A workflow transition that fires AI carries an ai block:

{
  "from": "draft",
  "to": "translated",
  "ai": {
    "operationRef": "translate-article",
    "onFailure": "translation-failed"
  }
}
  • operationRef — the operation's meta.exportName. Resolved at dispatch to the latest usable operation with that name.
  • onSuccess is implicit: the transition's to.
  • onFailure is optional. When set, content-shaped failures (validation, projection, response parse) transition the document there instead of parking it. Infrastructure failures (auth, cost limit, connector disabled) never transition — the document stays put with the error visible so a config fix can let the operator retry.

A worked example

An operation translate-article declares one enum input named lang with options for Swedish, Danish, Norwegian. Its output schema describes { title: string, patches: [{ id, text }] }. Its targets are:

[
  { "kind": "path",      "from": "title",   "to": "title" },
  { "kind": "textPatch", "from": "patches", "targetField": "content.text" },
  { "kind": "inputPath", "from": "lang",    "to": "meta.lang" }
]

A workflow transition draft → translated references the operation. When an editor takes the transition the picker opens, the user selects Swedish, the operation runs, and the document arrives at translated with a translated title, patched body, and meta.lang = "sv" — all in a single version bump.

Dispatch lifecycle

  1. The operator takes an AI-bound transition. If inputs are declared, the picker dialog opens first.
  2. The platform stamps meta.aiPending on the document, locks it editing-wise, and displays an "AI working" banner.
  3. A pre-AI snapshot of the document is captured for rollback.
  4. The dispatcher projects the document per documentProjection, parses static context entries, synthesises the userInputs block from the picker values, and calls the connector.
  5. The response is validated against outputSchema.
  6. On success, every target in outputTargets is applied in a single transaction; the document arrives at the transition's target status and meta.aiPending is cleared.
  7. createDocument targets run afterwards as new documents in their own right.
  8. The invocation log records the call (prompt, response, duration, per-target warnings) regardless of outcome.

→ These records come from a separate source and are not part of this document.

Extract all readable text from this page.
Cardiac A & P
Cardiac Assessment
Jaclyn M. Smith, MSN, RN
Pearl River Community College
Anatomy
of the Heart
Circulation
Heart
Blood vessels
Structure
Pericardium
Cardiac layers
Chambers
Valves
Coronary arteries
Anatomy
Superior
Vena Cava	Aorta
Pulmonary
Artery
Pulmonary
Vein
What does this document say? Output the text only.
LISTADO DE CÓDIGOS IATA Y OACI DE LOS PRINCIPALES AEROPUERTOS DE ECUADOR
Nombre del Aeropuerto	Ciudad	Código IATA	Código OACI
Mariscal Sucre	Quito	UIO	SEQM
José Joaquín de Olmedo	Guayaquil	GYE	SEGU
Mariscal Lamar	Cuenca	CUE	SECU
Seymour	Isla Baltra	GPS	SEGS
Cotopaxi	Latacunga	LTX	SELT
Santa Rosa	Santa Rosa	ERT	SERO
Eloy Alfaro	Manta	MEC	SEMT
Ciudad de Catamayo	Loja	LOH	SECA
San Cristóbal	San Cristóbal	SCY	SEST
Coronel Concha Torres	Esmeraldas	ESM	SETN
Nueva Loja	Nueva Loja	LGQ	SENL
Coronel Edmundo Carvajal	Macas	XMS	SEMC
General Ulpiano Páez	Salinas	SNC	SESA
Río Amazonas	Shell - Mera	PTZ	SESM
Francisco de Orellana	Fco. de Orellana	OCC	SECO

On permanent failure the document either transitions to onFailure (if set and the failure is content-shaped) or stays at its current status with the error visible. The operator can cancel a pending operation from the banner; Cancel clears aiPending without applying any writes.

Failure categories

Category Class Retried automatically? Notes
Network blip / 5xx transient yes Up to safety.maxAutoRetries.
Provider timeout transient yes Same.
Validation against schema permanent no Transitions to onFailure when set.
Projection error permanent no Same.
Response parse error permanent no Same.
Auth, cost limit permanent no Document stays put with the error visible.
Connector disabled permanent no Same.

A document that stays pending past the stale timeout (default 10 minutes) is swept clean automatically; the invocation log records the timeout and the document returns to its previous status.

Snapshots and rollback

Every AI apply captures a pre-AI snapshot first, identified by the operation id and a timestamp. The snapshot is the rollback point. In the admin interface, the invocation log shows the snapshot reference for each completed operation; rolling back is a manual step (push the snapshot bytes back as the current document state) — there is no one-click revert yet.

For the integrator's view of an AI step from outside the platform, see Receiving webhooks. The webhook fires only on the final transition; the AI step is invisible to a webhook receiver beyond a by.kind = "system" credit on the history entry.